D’Hippocrate à nos jours

Nous avons beaucoup de livres consacrés à l’histoire de la médecine. Mais voici autre chose : une histoire des médecins. 

     Nous chargeons les médecins de soigner nos bobos ou nos vraies maladies, et parfois leur confions notre existence. Même lorsque nous les consultons dans des circonstances que nous aimerions mieux ne pas connaître, leur visage nous rassure. Leur savoir impressionne, au point qu’on hésite entre l’admiration ou la compassion devant les quelque neuf années d’études qui attendent un étudiant en médecine.
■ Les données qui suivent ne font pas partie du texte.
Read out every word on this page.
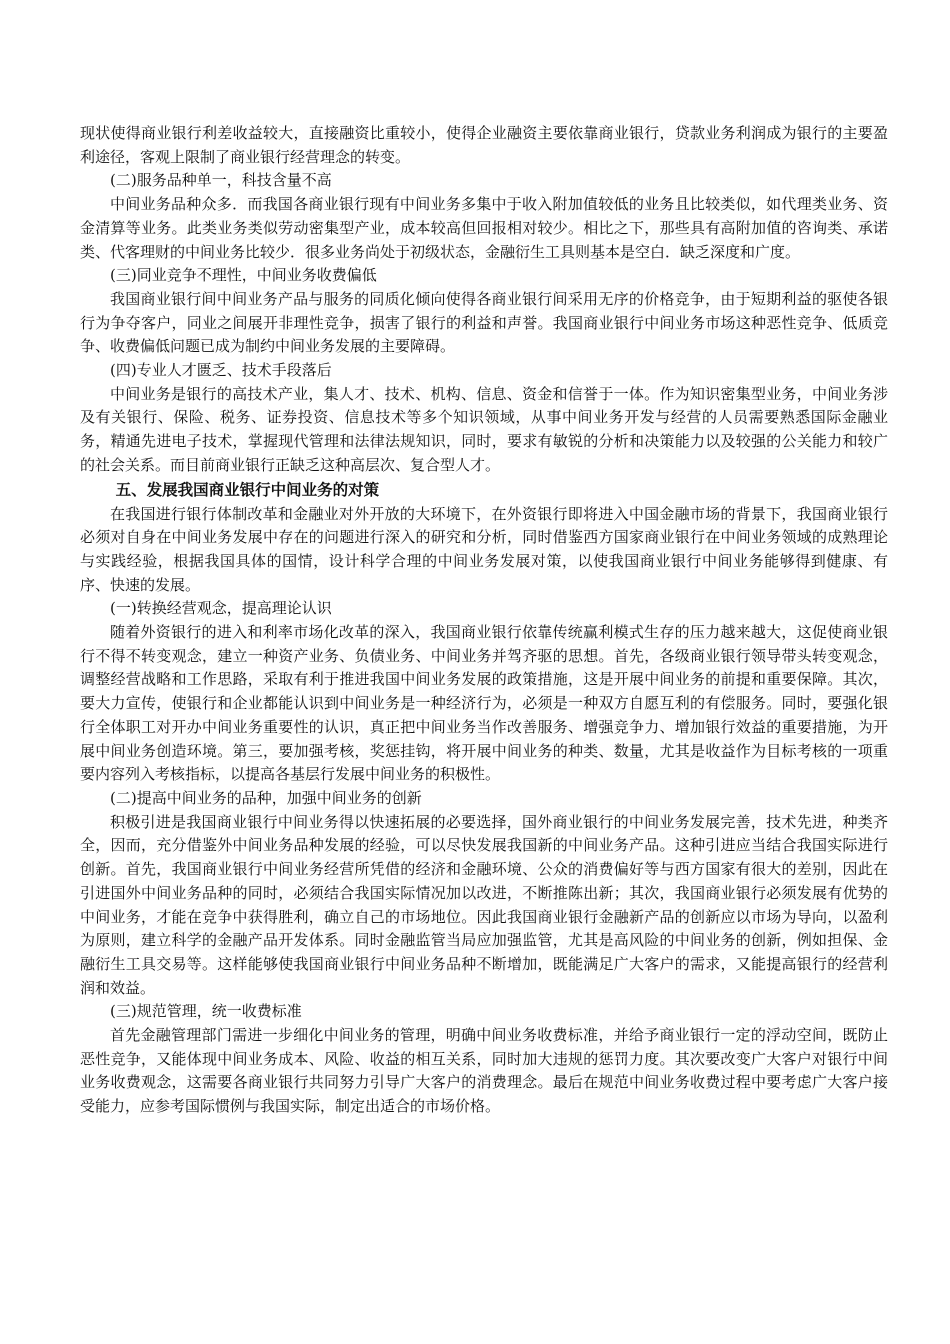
现状使得商业银行利差收益较大，直接融资比重较小，使得企业融资主要依靠商业银行，贷款业务利润成为银行的主要盈利途径，客观上限制了商业银行经营理念的转变。

(二)服务品种单一，科技含量不高

中间业务品种众多．而我国各商业银行现有中间业务多集中于收入附加值较低的业务且比较类似，如代理类业务、资金清算等业务。此类业务类似劳动密集型产业，成本较高但回报相对较少。相比之下，那些具有高附加值的咨询类、承诺类、代客理财的中间业务比较少．很多业务尚处于初级状态，金融衍生工具则基本是空白．缺乏深度和广度。

(三)同业竞争不理性，中间业务收费偏低

我国商业银行间中间业务产品与服务的同质化倾向使得各商业银行间采用无序的价格竞争，由于短期利益的驱使各银行为争夺客户，同业之间展开非理性竞争，损害了银行的利益和声誉。我国商业银行中间业务市场这种恶性竞争、低质竞争、收费偏低问题已成为制约中间业务发展的主要障碍。

(四)专业人才匮乏、技术手段落后

中间业务是银行的高技术产业，集人才、技术、机构、信息、资金和信誉于一体。作为知识密集型业务，中间业务涉及有关银行、保险、税务、证券投资、信息技术等多个知识领域，从事中间业务开发与经营的人员需要熟悉国际金融业务，精通先进电子技术，掌握现代管理和法律法规知识，同时，要求有敏锐的分析和决策能力以及较强的公关能力和较广的社会关系。而目前商业银行正缺乏这种高层次、复合型人才。

五、发展我国商业银行中间业务的对策

在我国进行银行体制改革和金融业对外开放的大环境下，在外资银行即将进入中国金融市场的背景下，我国商业银行必须对自身在中间业务发展中存在的问题进行深入的研究和分析，同时借鉴西方国家商业银行在中间业务领域的成熟理论与实践经验，根据我国具体的国情，设计科学合理的中间业务发展对策，以使我国商业银行中间业务能够得到健康、有序、快速的发展。

(一)转换经营观念，提高理论认识

随着外资银行的进入和利率市场化改革的深入，我国商业银行依靠传统赢利模式生存的压力越来越大，这促使商业银行不得不转变观念，建立一种资产业务、负债业务、中间业务并驾齐驱的思想。首先，各级商业银行领导带头转变观念，调整经营战略和工作思路，采取有利于推进我国中间业务发展的政策措施，这是开展中间业务的前提和重要保障。其次，要大力宣传，使银行和企业都能认识到中间业务是一种经济行为，必须是一种双方自愿互利的有偿服务。同时，要强化银行全体职工对开办中间业务重要性的认识，真正把中间业务当作改善服务、增强竞争力、增加银行效益的重要措施，为开展中间业务创造环境。第三，要加强考核，奖惩挂钩，将开展中间业务的种类、数量，尤其是收益作为目标考核的一项重要内容列入考核指标，以提高各基层行发展中间业务的积极性。

(二)提高中间业务的品种，加强中间业务的创新

积极引进是我国商业银行中间业务得以快速拓展的必要选择，国外商业银行的中间业务发展完善，技术先进，种类齐全，因而，充分借鉴外中间业务品种发展的经验，可以尽快发展我国新的中间业务产品。这种引进应当结合我国实际进行创新。首先，我国商业银行中间业务经营所凭借的经济和金融环境、公众的消费偏好等与西方国家有很大的差别，因此在引进国外中间业务品种的同时，必须结合我国实际情况加以改进，不断推陈出新；其次，我国商业银行必须发展有优势的中间业务，才能在竞争中获得胜利，确立自己的市场地位。因此我国商业银行金融新产品的创新应以市场为导向，以盈利为原则，建立科学的金融产品开发体系。同时金融监管当局应加强监管，尤其是高风险的中间业务的创新，例如担保、金融衍生工具交易等。这样能够使我国商业银行中间业务品种不断增加，既能满足广大客户的需求，又能提高银行的经营利润和效益。

(三)规范管理，统一收费标准

首先金融管理部门需进一步细化中间业务的管理，明确中间业务收费标准，并给予商业银行一定的浮动空间，既防止恶性竞争，又能体现中间业务成本、风险、收益的相互关系，同时加大违规的惩罚力度。其次要改变广大客户对银行中间业务收费观念，这需要各商业银行共同努力引导广大客户的消费理念。最后在规范中间业务收费过程中要考虑广大客户接受能力，应参考国际惯例与我国实际，制定出适合的市场价格。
Mais quel sort réserve la société à ces hommes qui exercent un métier si précieux ? Si la récente grève des médecins libéraux a rappelé que la vie des praticiens n’est pas un long fleuve tranquille, elle a souligné également que la profession recouvre des statuts infiniment divers. Quoi de commun, à part la médecine, serait-on tenté d’ajouter en plaisantant, entre un généraliste et un spécialiste, entre un patron d’hôpital d’une grande ville et un médecin de campagne ?
     Le statut du médecin et la diversité des types de praticiens ont également varié dans le temps. En faire l’historique est l’objet du livre que publie Stanis Perez. Professeur et agrégé d’histoire de l’Ecole des hautes études en sciences sociales, membre de la Société internationale d’histoire de la médecine et enseignant à l’université Paris-XIII, celui-ci a écrit non une histoire de la médecine – il en existe des dizaines -, mais une histoire des médecins, des origines à nos jours. Si l’Antiquité, à partir du serment d’Hippocrate, pose des fondements qui perdureront, le christianisme combine « une partie du savoir hippocratique à l’attente d’une guérison surnaturelle ». Au Moyen Age, le médecin, pourvu d’un savoir livresque, est aussi astrologue ou charlatan. La conquête d’un statut scientifique est un long processus qui s’étend sur le XVIIe et le XVIIIe siècle. A l’âge industriel, le médecin se conçoit comme un réformateur qui bénéficie d’un authentique rayonnement social, et qui est chargé de porter les progrès de la médecine jusque dans les campagnes les plus reculées. A l’époque contemporaine, la guerre, l’Etat providence et le mythe de la « santé parfaite » mettent les médecins à l’épreuve. Au tribunal, rappelle l’auteur, ceux-ci peuvent être experts, plaignants ou… prévenus. Une passionnante synthèse.

Jean Sévillia

Histoire des médecins. Artisans et artistes de la santé de l’Antiquité à nos jours, de Stanis Perez, Perrin, 470 p., 24,50 €.